Nous tuons chaque année 60 milliards d’animaux terrestres et 1 000 milliards d’animaux marins pour notre consommation. Un massacre inégalé dans l’histoire de l’Humanité qui pose un défi éthique majeur et nuit à nos sociétés : cette surconsommation aggrave la faim dans le monde, provoque des déséquilibres écologiques, est mauvaise pour notre santé. En plus de l’alimentation, nous instrumentalisons aussi les animaux pour des raisons purement vénales (trafic de la faune sauvage), pour la recherche scientifique ou par simple divertissement (corridas, cirques, zoos).

Et si le temps était venu de les considérer non plus comme des êtres inférieurs mais comme nos « concitoyens » sur cette terre ? Nous vivons dans un monde interdépendant où le sort de chaque être, quel qu’il soit, est intimement lié à celui des autres. Il ne s’agit pas de s’occuper que des animaux mais aussi des animaux.

Mais redevenons un peu plus léger et terminons cet article avec quelques questions futiles.

Comment savoir si vous êtes un incorrigible anthropomorphique ? Si vous répondez oui à au moins deux questions ci-dessous, bienvenue au club des anthropomorphiques !

Votre chien/chat porte-t-il un prénom humain ?

Selon une enquête, 30% des chiens portent un prénom humain tandis que 56% des propriétaire d’animaux ont un diminutif affectueux comme bébé, pitchoune, pupuce. Ceci reflète avant tout la relation entre le maître et son chien.

Avez-vous de grandes conversations avec votre animal ?

On dit souvent qu’il ne lui manque que la parole et cela doit être particulièrement vrai puisque 96% des maîtres parlent à leur animal domestique. Pourtant aucun ne leur répond, sauf le mien.

Habillez-vous votre chien ?

La aussi la réponse est oui en ce qui me concerne, mais pour ma défense, je possède un chien nu chinois très sensible au froid. Finalement c’est faux, même le chihuahua possède une extraordinaire garde robe digne de la famille Kardashian.

Votre animal dort-il à l’intérieur ?

Heureusement, beaucoup de chiens ne dorment plus à l’extérieur – sauf celui de mon voisin qui couche dans sa niche par – 5 degrés celsius.

Le chien dort-il dans un panier ? dans un canapé ? sur le lit ? Je n’en suis pas encore à laisser les animaux dans des hôtels de luxe avec un valet privé mais j’avoue que les savoir heureux lorsque je suis en vacances fait partie de mon bonheur.

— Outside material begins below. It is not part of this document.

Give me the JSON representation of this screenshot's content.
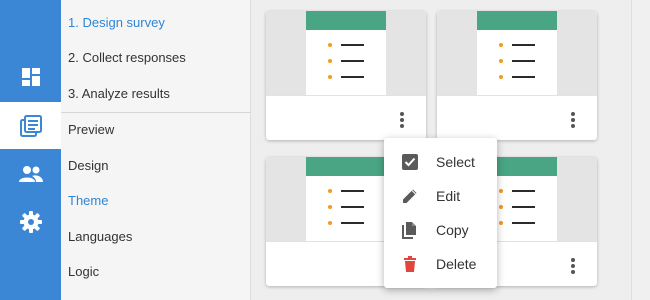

Envoyez-vous une carte d’anniversaire à votre chien ?

Oui oui et oui. Je leur offre aussi des friandises spéciales et des cadeaux de Noël. Sans oublier qu’ils signent les cartes de voeux pour mes grands-parents.

Pleurez-vous au décès de votre animal favori ?

Les propriétaires d’animaux le savent, il est difficile de se séparer de son compagnon à quatre pattes avec qui on a vécu tellement d’aventures. La douleur ressentie lors de sa mort est comparable à celle d’un être cher même si inégalable à celle ressentie pour ses parents proches.

Laissez-vous la télévision allumée ?

Là je réponds non. Certains d’entre vous pensent que si le chien reste seul il va s’ennuyer et lui laisse de quoi se divertir. J’en ai connu qui prétendaient que le chien avaient ses émissions favorites.

Bref, l’anthropomorphisme est omniprésent dans la relation avec notre compagnon à quatre pattes mais je ne me sens ni coupable ni ennuyée d’aimer parfois plus mes animaux que certaines personnes.